Tovkhon monastery - Nomadays

Mongolia

Tovkhon monastery

Tovkhon Monastery is 2312 metres (1,4 mile) above the sea level, at the top of the sacred hill Shireet Ulaan. It’s in the province of Ovorkhangai, in the sum of Bat Ulzii. Surrounded by rocks and forests of larches, it dominates Orkhon Valley.

History

In 1648, the young Zanabazar, who was only 14 years old, decides to make built a monastery on the sacred hill of Shireet Ulaan, because the place was of good omen for him. The first building was built in wood in 1651 when the young Bogd Gegeen came back from his studies, and the whole was completed three years later. Zanabazar was a very good sculptor, musician, painter, and he has been using the monastery, originally called Bayasgalant Aglag Oron, ”Land of the happy loneliness”, for his personal retreat, for more than 30 years. He used to come to gather his thoughts in a cell that was reserved for him. In this small stone cell, he’s reported to have written the soyombo alphabet and many other famous works.

The Oirats destroyed the monastery in 1688 during one of the several warlike campaigns against the Eastern Mongolians. It was restored in 1773 but sustained new serious damages during the Stalinist purges in the late 1930s, when the communist system was trying to eradicate Buddhism from the country.

Tovkhon Monastery today

From that period, two temples and two stupas remain. The other temples were built in the 18th century. The monastery started again its activity in 1992. It is inscribed on the UNESCO World Heritage List since 1996.
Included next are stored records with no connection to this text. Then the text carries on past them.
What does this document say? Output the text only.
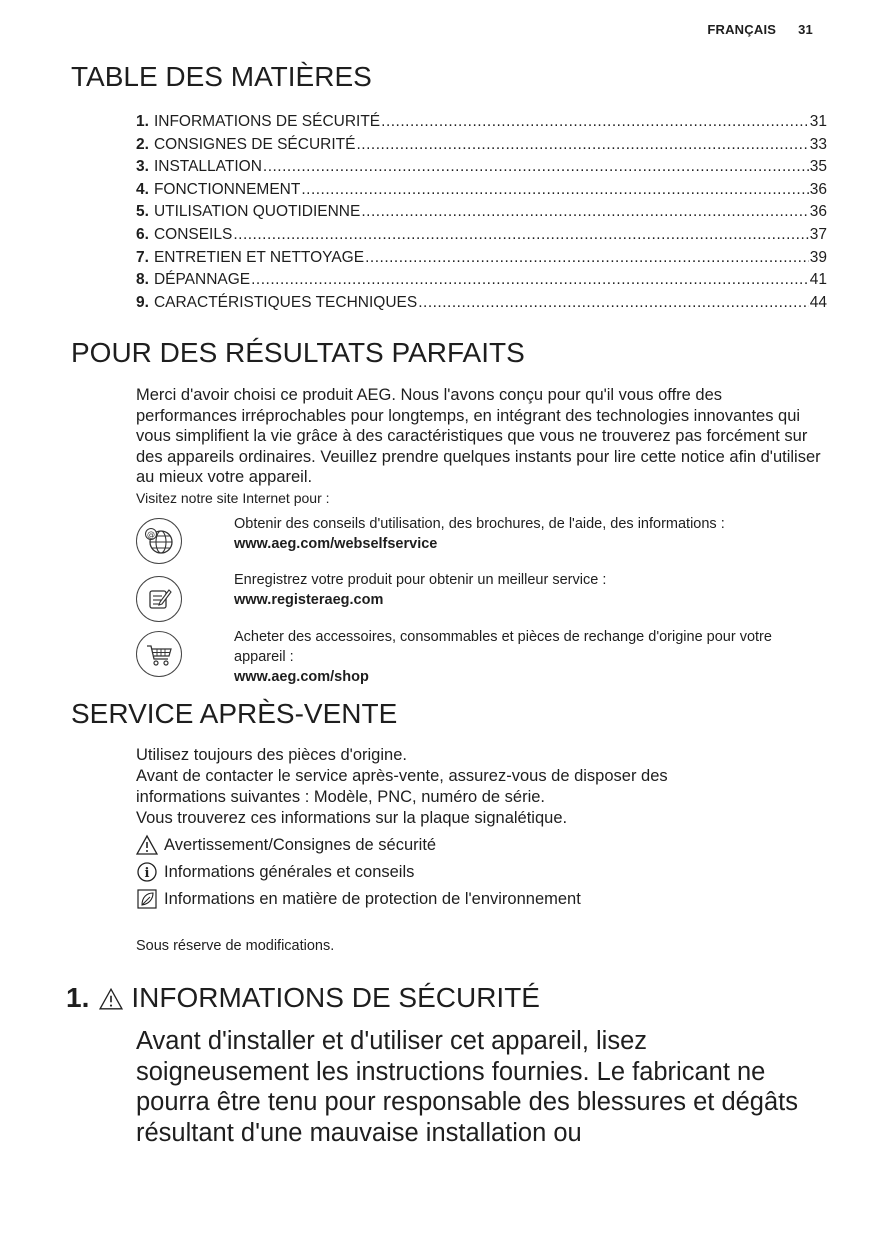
FRANÇAIS 31
TABLE DES MATIÈRES
1. INFORMATIONS DE SÉCURITÉ .....	31
2. CONSIGNES DE SÉCURITÉ .....	33
3. INSTALLATION .....	35
4. FONCTIONNEMENT .....	36
5. UTILISATION QUOTIDIENNE .....	36
6. CONSEILS .....	37
7. ENTRETIEN ET NETTOYAGE .....	39
8. DÉPANNAGE .....	41
9. CARACTÉRISTIQUES TECHNIQUES .....	44
POUR DES RÉSULTATS PARFAITS
Merci d'avoir choisi ce produit AEG. Nous l'avons conçu pour qu'il vous offre des performances irréprochables pour longtemps, en intégrant des technologies innovantes qui vous simplifient la vie grâce à des caractéristiques que vous ne trouverez pas forcément sur des appareils ordinaires. Veuillez prendre quelques instants pour lire cette notice afin d'utiliser au mieux votre appareil.
Visitez notre site Internet pour :
@
Obtenir des conseils d'utilisation, des brochures, de l'aide, des informations :
www.aeg.com/webselfservice
Enregistrez votre produit pour obtenir un meilleur service :
www.registeraeg.com
Acheter des accessoires, consommables et pièces de rechange d'origine pour votre appareil :
www.aeg.com/shop
SERVICE APRÈS-VENTE
Utilisez toujours des pièces d'origine.
Avant de contacter le service après-vente, assurez-vous de disposer des informations suivantes : Modèle, PNC, numéro de série.
Vous trouverez ces informations sur la plaque signalétique.
Avertissement/Consignes de sécurité
i Informations générales et conseils
Informations en matière de protection de l'environnement
Sous réserve de modifications.
1. INFORMATIONS DE SÉCURITÉ
Avant d'installer et d'utiliser cet appareil, lisez soigneusement les instructions fournies. Le fabricant ne pourra être tenu pour responsable des blessures et dégâts résultant d'une mauvaise installation ou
The site also includes Ekhiin Agui, ”the mother’s cave”, that is composed of two cavities. We can crawl in the main cavity. Once at the bottom of it, we have to turn over to sit in the small cavity. These movements symbolize gestation and birth. Anyone will make them will have a great fecundity. The persons going out from this cave are told to feel like if they had had a new birth.

The monastery is surrounded by rocks. Some of them have historic value because they represent Zanabazar’s prints, the place where he used to rest, or the place where his horse was tied. A pile of stones is reported to find its roots at the period of the war between Khalkhs and Uulds. The Ondor Gegeen is reported to have rid away from the battlefields, using an underpass called “the door of the great pleasures”; then he’s reported to have obstructed the entrance with a big stone.